Choices galore:The new norms will benefit consumers by providing more options and competitive pricing, say analysts.

Choices galore:The new norms will benefit consumers by providing more options and competitive pricing, say analysts.  

Sourcing norms eased, 100% FDI put on ‘automatic’ route

The Union government on Wednesday liberalised and simplified the Foreign Direct Investment (FDI) regime in a host of sectors, including Single Brand Retail Trading (SBRT) and construction development.

The Union Cabinet, chaired by Prime Minister Narendra Modi, gave its approval to a proposal permitting 100% FDI under the automatic route for SBRT.

Five-year window

The Centre also eased ‘sourcing norms’ in SBRT by permitting companies to set off their incremental sourcing of goods from India for global operations in the initial five years — beginning April 1 of the year of the opening of the firm’s first store — against the mandatory sourcing requirement of 30% of purchases from India.

After the completion of the five-year period, SBRT entities would be required to meet the 30% sourcing norms directly towards its India’s operation, on an annual basis, the government said in an official statement.

The relaxation in sourcing norms could help companies like Apple, which had been seeking exemption from the 30% local sourcing norm, according to Pankaj Mohindroo, national president, Indian Cellular Association (ICA). However, the ICA is keen that companies should source entirely from India, he said.

Apple is learnt to have sought the waiver on the ground that it manufactures ‘cutting-edge technology’ products for which it is not possible to source as much from India due to the absence of or low capacity of the requisite supply-chain items.

‘Make in India’ gets fillip

“The move will not only attract additional foreign capital into the country, but will also provide an impetus to the retail industry growth, at a time when organised retail is already seeing strong growth over the last 12 months,” Rajat Wahi, Partner, Deloitte Touche Tohmatsu India, said in a statement.
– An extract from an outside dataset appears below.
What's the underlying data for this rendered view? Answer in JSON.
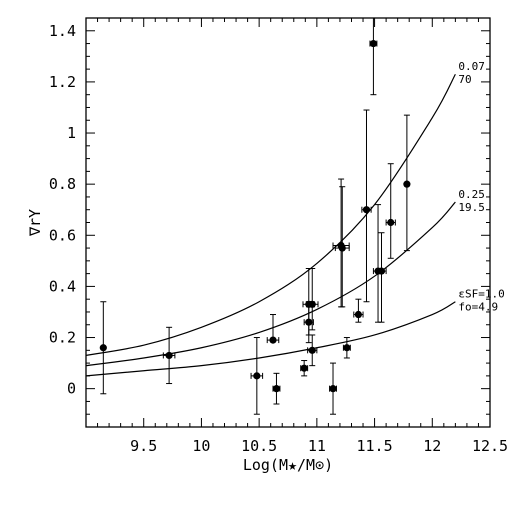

He added, “Global brands across different categories, from apparel to electronics to accessories will be aided through this, providing further options to Indian consumers and improving India’s ranking in ease of doing business.”

The relaxation in local sourcing norms would allow the SBRT entity adequate time to set up their supply chain for local souring in India, Mr. Wahi said, adding that it would also provide an impetus to the government’s “Make In India” initiative.

On its impact on consumers, Mr. Wahi said the move would open up the Indian retail markets, leading to greater number of brands entering the Indian retail space and thus increasing competition.

“This would provide more options to the consumers as well as competitive pricing,” he said, adding that the move would also indirectly support omni-channel approach for companies who wish to enter both online and offline trade.

Goldie Dhama, Partner - Regulatory, PwC India, said the easier sourcing norms “will provide the single brand retail trading companies the flexibility and time to align their retail and sourcing business.”

Break for broking

In construction development, the Centre said that real estate broking service did not amount to ‘real estate business’ and was, therefore, eligible for 100% FDI under the automatic route.

Bhairav Dalal, partner, Real Estate Tax, PwC India, said that the clarification on real estate broking services was a welcome move “given the number of start-ups in this space offering innovative broking products.”